Like you, they've lost me. The moment any meaningful amount of gaming was viable on linux they lost the only thing that could have kept me using Windows in any capacity (and even then my gaming PC would have been treated like a console. Almost zero personal info and mostly offline).
They fucked up badly and promises like "you can move your taskbar" or "we'll be less obnoxious with updates" is not going to being me back.
I think OS level integrations that are opt-in, not opt-out, may even be popular. But they have to be done carefully and tastefully.
In fact, basically any feature added since Windows 10 is probably unwanted.
The author of this commitment is the same person (Pavan Davuluri) spearheading move of Windows into an Agentic OS: https://www.windowscentral.com/microsoft/windows-11/windows-...
I see nothing about privacy, spying, forced microsoft accounts and continued locking down of windows that they've been doing.
I see that they're bringing back _some_ of the taskbar options you had in windows 10 (termed it as "introducing"), they promise to make Explorer faster, great. But they also say they're bringing more AI into windows and something about widgets that I don't think anyone cares about.
And lastly they're promising to revamp the place where you go to rant at microsoft, but they're not promising to actually listen to feedback.
How is it even possible to spend 4-5 seconds to show a list of files in a local freaking folder?
(that's an overstatement, early OS X were buggy too, but they just switched to Unix after OS9, so, understandable.)
it's just better than Windows, which is just aggressively bad. (and I guess Linux is eating their gamers market with Proton? but I am not a gamer)
They are not saying "we will remove the mandate to use a Microsoft Account." By itself, that shows their "care" is purely corporate, likely driven to calm down furious OEMs who will happily remind them Apple doesn't need an Apple Account to use a now-cheap Mac.
Also, because Nadella can't stand the word, I'll say it right here: Microslop is still making Winslop to help people make Officeslop to then upload to Slopdrive.
Windows 11 is finally catching up to MATE desktop (which is maintained possibly by a single guy from their basement), what a time to be alive!
This is basically: we’re doing the absolute minimum possible to claim we’re listening to users while still pursuing exactly what we were doing before.

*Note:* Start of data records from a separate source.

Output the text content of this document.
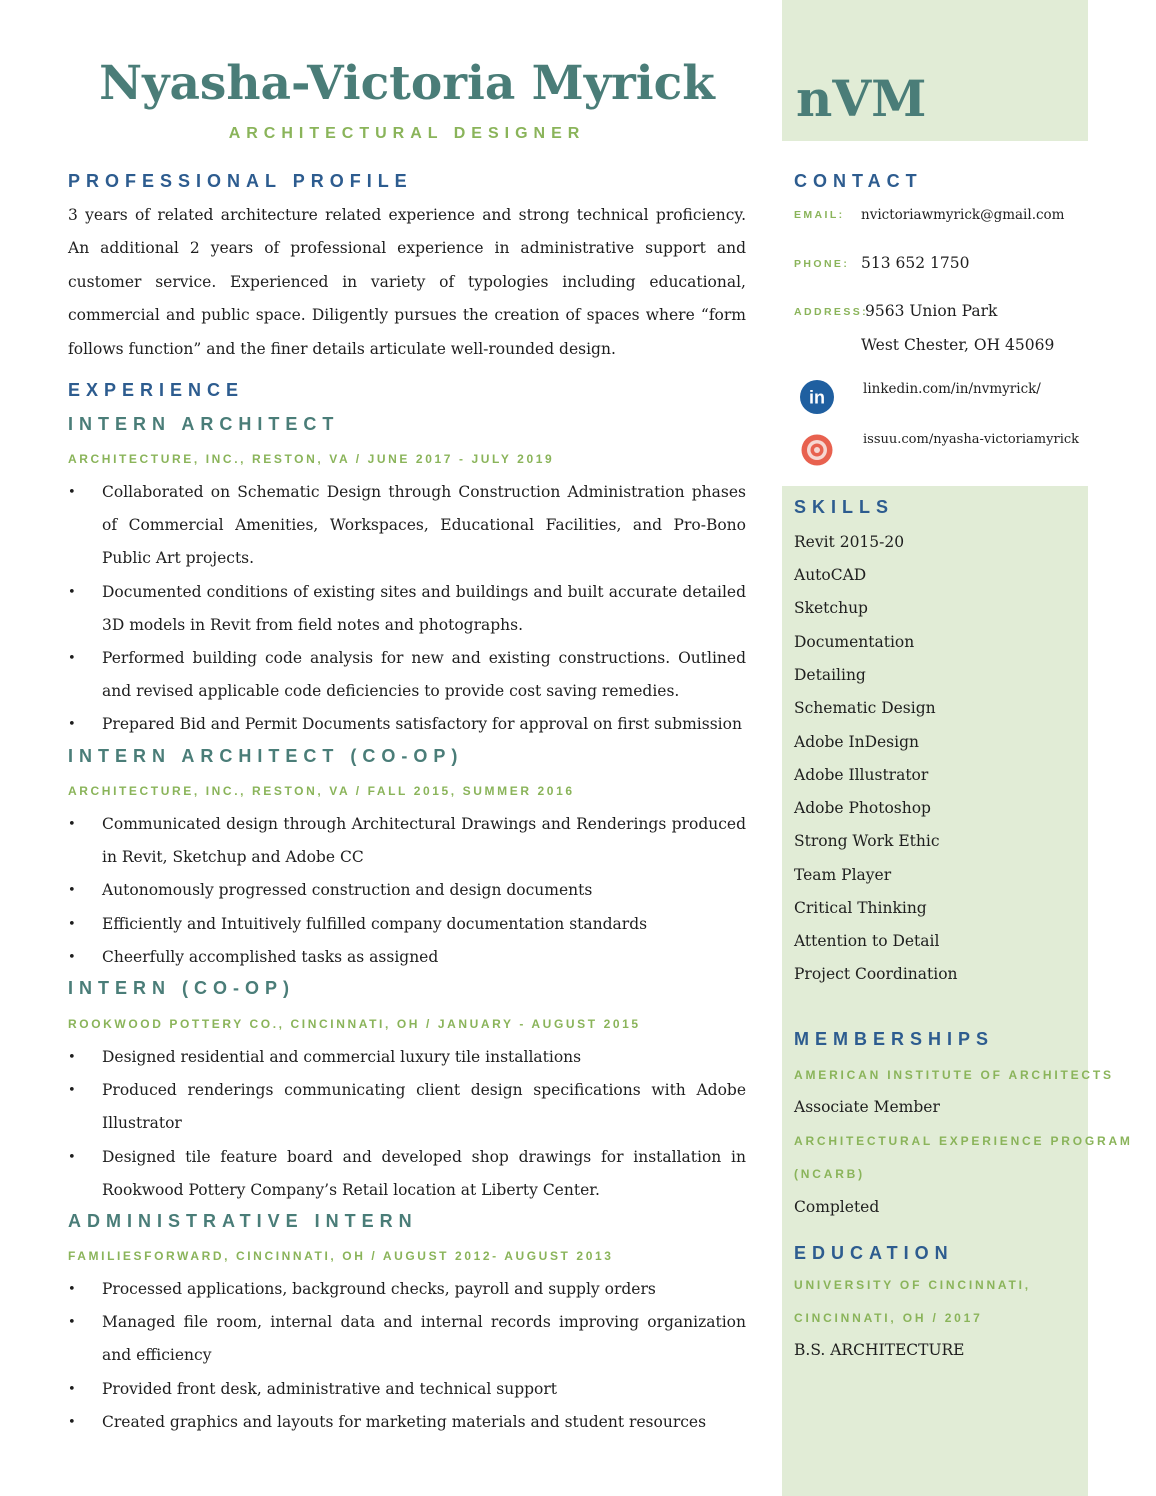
nVM
Nyasha-Victoria Myrick
ARCHITECTURAL DESIGNER
PROFESSIONAL PROFILE

3 years of related architecture related experience and strong technical proficiency. An additional 2 years of professional experience in administrative support and customer service. Experienced in variety of typologies including educational, commercial and public space. Diligently pursues the creation of spaces where “form follows function” and the finer details articulate well-rounded design.

EXPERIENCE
INTERN ARCHITECT
ARCHITECTURE, INC., RESTON, VA / JUNE 2017 - JULY 2019
• Collaborated on Schematic Design through Construction Administration phases of Commercial Amenities, Workspaces, Educational Facilities, and Pro-Bono Public Art projects.
• Documented conditions of existing sites and buildings and built accurate detailed 3D models in Revit from field notes and photographs.
• Performed building code analysis for new and existing constructions. Outlined and revised applicable code deficiencies to provide cost saving remedies.
• Prepared Bid and Permit Documents satisfactory for approval on first submission
INTERN ARCHITECT (CO-OP)
ARCHITECTURE, INC., RESTON, VA / FALL 2015, SUMMER 2016
• Communicated design through Architectural Drawings and Renderings produced in Revit, Sketchup and Adobe CC
• Autonomously progressed construction and design documents
• Efficiently and Intuitively fulfilled company documentation standards
• Cheerfully accomplished tasks as assigned
INTERN (CO-OP)
ROOKWOOD POTTERY CO., CINCINNATI, OH / JANUARY - AUGUST 2015
• Designed residential and commercial luxury tile installations
• Produced renderings communicating client design specifications with Adobe Illustrator
• Designed tile feature board and developed shop drawings for installation in Rookwood Pottery Company’s Retail location at Liberty Center.
ADMINISTRATIVE INTERN
FAMILIESFORWARD, CINCINNATI, OH / AUGUST 2012- AUGUST 2013
• Processed applications, background checks, payroll and supply orders
• Managed file room, internal data and internal records improving organization and efficiency
• Provided front desk, administrative and technical support
• Created graphics and layouts for marketing materials and student resources
CONTACT
EMAIL: nvictoriawmyrick@gmail.com
PHONE: 513 652 1750
ADDRESS:
9563 Union Park
West Chester, OH 45069
in	linkedin.com/in/nvmyrick/
issuu.com/nyasha-victoriamyrick
SKILLS
Revit 2015-20
AutoCAD
Sketchup
Documentation
Detailing
Schematic Design
Adobe InDesign
Adobe Illustrator
Adobe Photoshop
Strong Work Ethic
Team Player
Critical Thinking
Attention to Detail
Project Coordination
MEMBERSHIPS
AMERICAN INSTITUTE OF ARCHITECTS
Associate Member
ARCHITECTURAL EXPERIENCE PROGRAM
(NCARB)
Completed
EDUCATION
UNIVERSITY OF CINCINNATI,
CINCINNATI, OH / 2017
B.S. ARCHITECTURE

We realized we just need to boil the frog a little slower.
If they were hoping this would help shake microslop, they’re in trouble.
It's not only steered me off of Windows, but Azure, Office, and anything else with the Microsoft name on it. I'll do my best to steer family and business customers off likewise.

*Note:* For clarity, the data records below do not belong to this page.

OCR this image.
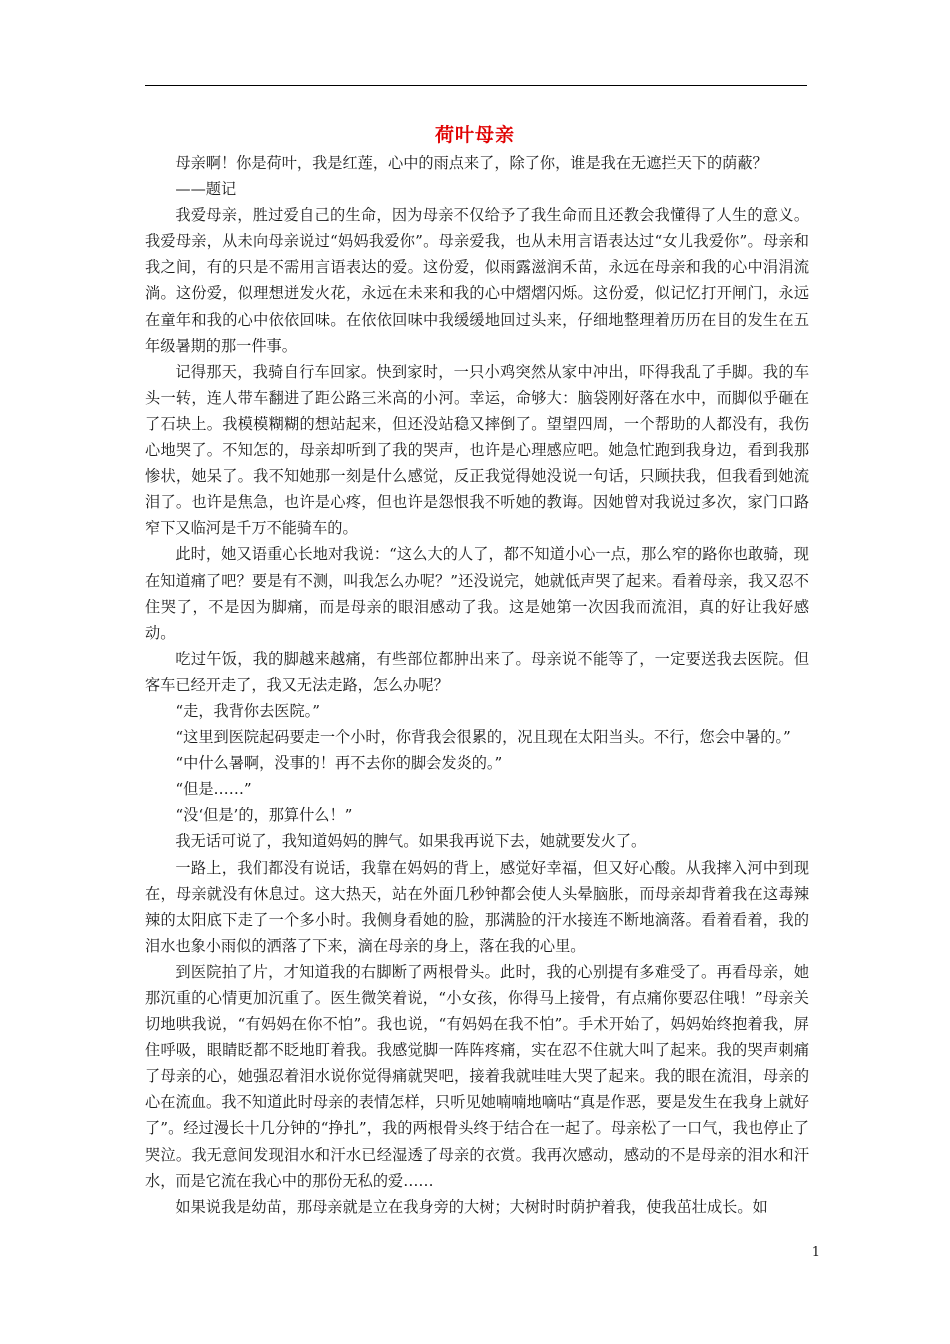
荷叶母亲

母亲啊！你是荷叶，我是红莲，心中的雨点来了，除了你，谁是我在无遮拦天下的荫蔽？

——题记

我爱母亲，胜过爱自己的生命，因为母亲不仅给予了我生命而且还教会我懂得了人生的意义。我爱母亲，从未向母亲说过“妈妈我爱你”。母亲爱我，也从未用言语表达过“女儿我爱你”。母亲和我之间，有的只是不需用言语表达的爱。这份爱，似雨露滋润禾苗，永远在母亲和我的心中涓涓流淌。这份爱，似理想迸发火花，永远在未来和我的心中熠熠闪烁。这份爱，似记忆打开闸门，永远在童年和我的心中依依回味。在依依回味中我缓缓地回过头来，仔细地整理着历历在目的发生在五年级暑期的那一件事。

记得那天，我骑自行车回家。快到家时，一只小鸡突然从家中冲出，吓得我乱了手脚。我的车头一转，连人带车翻进了距公路三米高的小河。幸运，命够大：脑袋刚好落在水中，而脚似乎砸在了石块上。我模模糊糊的想站起来，但还没站稳又摔倒了。望望四周，一个帮助的人都没有，我伤心地哭了。不知怎的，母亲却听到了我的哭声，也许是心理感应吧。她急忙跑到我身边，看到我那惨状，她呆了。我不知她那一刻是什么感觉，反正我觉得她没说一句话，只顾扶我，但我看到她流泪了。也许是焦急，也许是心疼，但也许是怨恨我不听她的教诲。因她曾对我说过多次，家门口路窄下又临河是千万不能骑车的。

此时，她又语重心长地对我说：“这么大的人了，都不知道小心一点，那么窄的路你也敢骑，现在知道痛了吧？要是有不测，叫我怎么办呢？”还没说完，她就低声哭了起来。看着母亲，我又忍不住哭了，不是因为脚痛，而是母亲的眼泪感动了我。这是她第一次因我而流泪，真的好让我好感动。

吃过午饭，我的脚越来越痛，有些部位都肿出来了。母亲说不能等了，一定要送我去医院。但客车已经开走了，我又无法走路，怎么办呢？

“走，我背你去医院。”

“这里到医院起码要走一个小时，你背我会很累的，况且现在太阳当头。不行，您会中暑的。”

“中什么暑啊，没事的！再不去你的脚会发炎的。”

“但是……”

“没‘但是’的，那算什么！”

我无话可说了，我知道妈妈的脾气。如果我再说下去，她就要发火了。

一路上，我们都没有说话，我靠在妈妈的背上，感觉好幸福，但又好心酸。从我摔入河中到现在，母亲就没有休息过。这大热天，站在外面几秒钟都会使人头晕脑胀，而母亲却背着我在这毒辣辣的太阳底下走了一个多小时。我侧身看她的脸，那满脸的汗水接连不断地滴落。看着看着，我的泪水也象小雨似的洒落了下来，滴在母亲的身上，落在我的心里。

到医院拍了片，才知道我的右脚断了两根骨头。此时，我的心别提有多难受了。再看母亲，她那沉重的心情更加沉重了。医生微笑着说，“小女孩，你得马上接骨，有点痛你要忍住哦！”母亲关切地哄我说，“有妈妈在你不怕”。我也说，“有妈妈在我不怕”。手术开始了，妈妈始终抱着我，屏住呼吸，眼睛眨都不眨地盯着我。我感觉脚一阵阵疼痛，实在忍不住就大叫了起来。我的哭声刺痛了母亲的心，她强忍着泪水说你觉得痛就哭吧，接着我就哇哇大哭了起来。我的眼在流泪，母亲的心在流血。我不知道此时母亲的表情怎样，只听见她喃喃地嘀咕“真是作恶，要是发生在我身上就好了”。经过漫长十几分钟的“挣扎”，我的两根骨头终于结合在一起了。母亲松了一口气，我也停止了哭泣。我无意间发现泪水和汗水已经湿透了母亲的衣赏。我再次感动，感动的不是母亲的泪水和汗水，而是它流在我心中的那份无私的爱……

如果说我是幼苗，那母亲就是立在我身旁的大树；大树时时荫护着我，使我茁壮成长。如

1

Trust is earned over years, and whoever the execs are that pushed all these shitty short-term squeezes on their customers, the company now gets to pay the reputational price.
The feedback/forum tool, has been a thing for years. Submited many bugs that I wanted fixed, and always been ignored.

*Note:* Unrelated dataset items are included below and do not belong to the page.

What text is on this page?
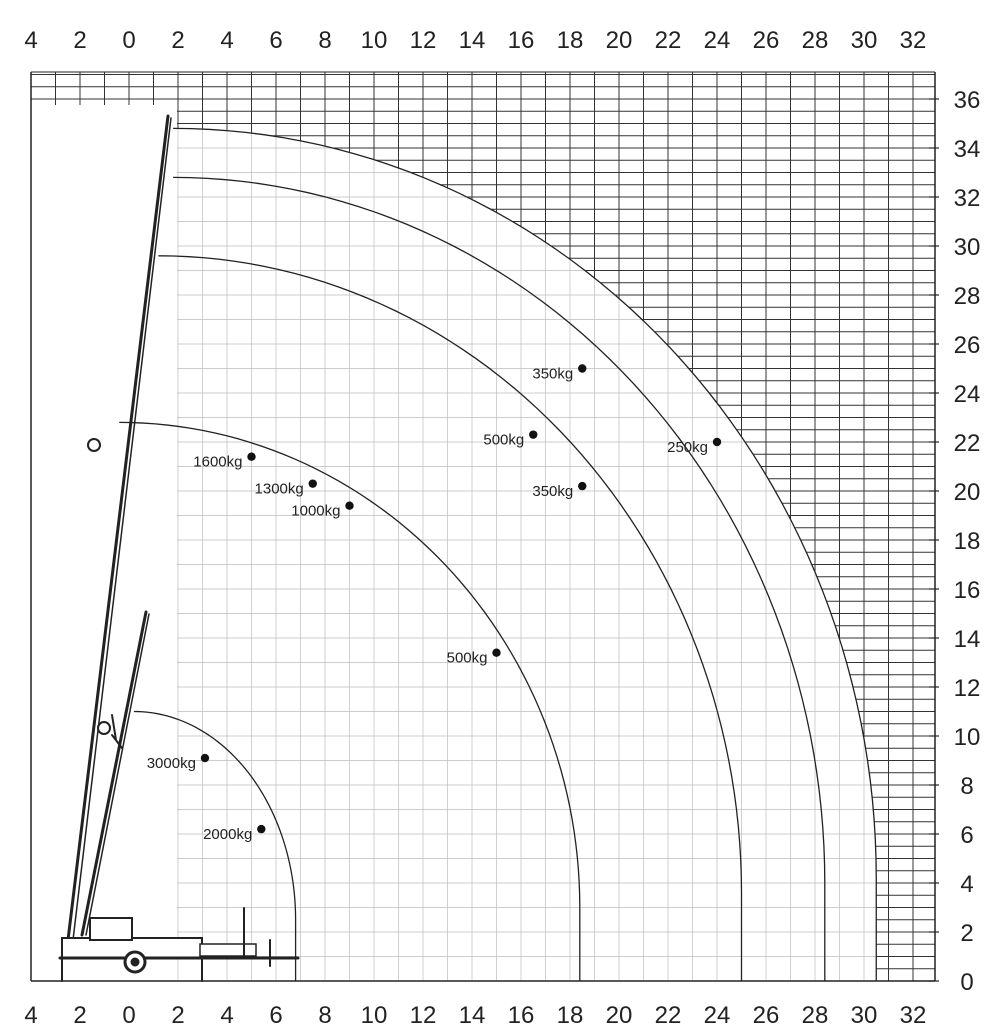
4 2 0 2 4 6 8 10 12 14 16 18 20 22 24 26 28 30 32
4 2 0 2 4 6 8 10 12 14 16 18 20 22 24 26 28 30 32
0
2
4
6
8
10
12
14
16
18
20
22
24
26
28
30
32
34
36
3000kg
2000kg
1600kg
1300kg
1000kg
500kg
500kg
350kg
350kg
250kg
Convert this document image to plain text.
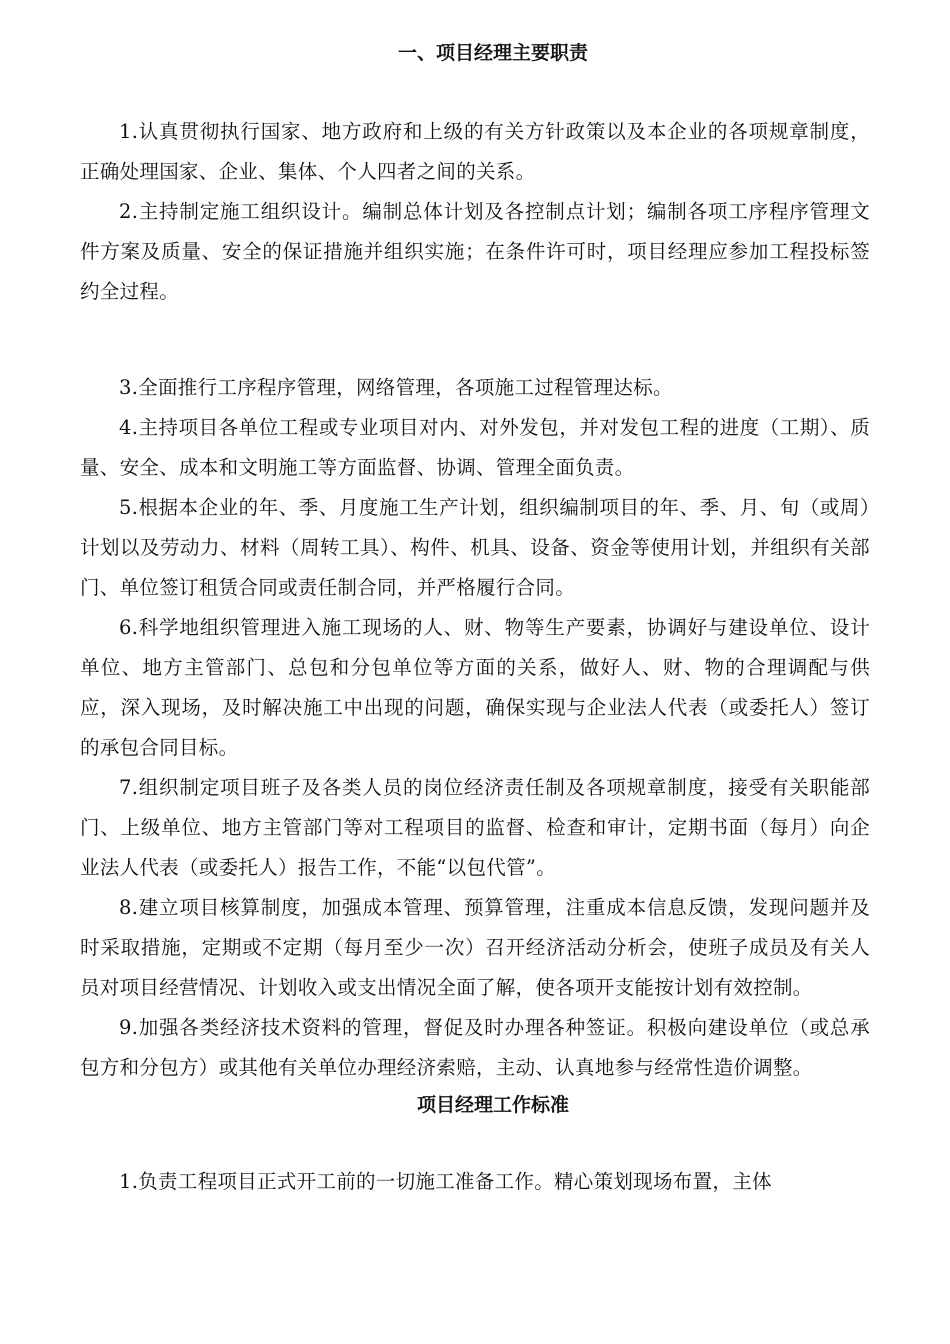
一、项目经理主要职责

1.认真贯彻执行国家、地方政府和上级的有关方针政策以及本企业的各项规章制度，正确处理国家、企业、集体、个人四者之间的关系。

2.主持制定施工组织设计。编制总体计划及各控制点计划；编制各项工序程序管理文件方案及质量、安全的保证措施并组织实施；在条件许可时，项目经理应参加工程投标签约全过程。

3.全面推行工序程序管理，网络管理，各项施工过程管理达标。

4.主持项目各单位工程或专业项目对内、对外发包，并对发包工程的进度（工期）、质量、安全、成本和文明施工等方面监督、协调、管理全面负责。

5.根据本企业的年、季、月度施工生产计划，组织编制项目的年、季、月、旬（或周）计划以及劳动力、材料（周转工具）、构件、机具、设备、资金等使用计划，并组织有关部门、单位签订租赁合同或责任制合同，并严格履行合同。

6.科学地组织管理进入施工现场的人、财、物等生产要素，协调好与建设单位、设计单位、地方主管部门、总包和分包单位等方面的关系，做好人、财、物的合理调配与供应，深入现场，及时解决施工中出现的问题，确保实现与企业法人代表（或委托人）签订的承包合同目标。

7.组织制定项目班子及各类人员的岗位经济责任制及各项规章制度，接受有关职能部门、上级单位、地方主管部门等对工程项目的监督、检查和审计，定期书面（每月）向企业法人代表（或委托人）报告工作，不能“以包代管”。

8.建立项目核算制度，加强成本管理、预算管理，注重成本信息反馈，发现问题并及时采取措施，定期或不定期（每月至少一次）召开经济活动分析会，使班子成员及有关人员对项目经营情况、计划收入或支出情况全面了解，使各项开支能按计划有效控制。

9.加强各类经济技术资料的管理，督促及时办理各种签证。积极向建设单位（或总承包方和分包方）或其他有关单位办理经济索赔，主动、认真地参与经常性造价调整。

项目经理工作标准

1.负责工程项目正式开工前的一切施工准备工作。精心策划现场布置，主体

Thanks, but Im not looking back.
My game controller worked, my BT headset, the media keys on my keyboard even worked.
Lots of stuff was mildly broken but no more so than it was on Windows. It is just differently broken.
How many hours have they put into the Linux client?
My guess is the answer to these questions indicate more of how it got there than anything the distros or upstream components can do.
It's just that we accept windows issues as "that's how computers are". While Linux is expected to work
1) Somehow both GNOME and KDE got much better in the last 2 years. It's very smooth and polished experience that I now prefer to both MacOS and Windows. I only need to install 1 or 2 extensions and it's good to go for me.
2) AI! It's orders of magnitudes easier to fix any Linux issue now compared to 3 years ago. The issues that would take a whole afternoon of fighting are now just a couple back-and-forths with the LLM like ChatGPT or Gemini.
3) Valve and SteamOS. The large and mostly successful push by Valve to make Linux be the platform for gaming has cleared many Linux issues and hurdles on the way. I think this will have ripple effects in the industry. My prediction is that thanks to Valve and SteamOS we will see a viable, widely used Linux based phone in the next 3 years.
I don't know what it is, but UI on Linux always feels too disjoint from the rest of the system.
It's a bit like how Windows 3.11 was just UI-on-DOS. I get the same feeling.
Don't get me wrong - I love Linux for all its CLI use but for some reason I've never been able to primary drive it without going insane after a week.
Windows just seems to feel more put-together and I guess that's because the kernel probably has hacks to support Office, and Explorer probably has hacks to support the kernel, etc.
The only other system I've felt this level of unity in is FreeBSD with its userland+kernel harmony.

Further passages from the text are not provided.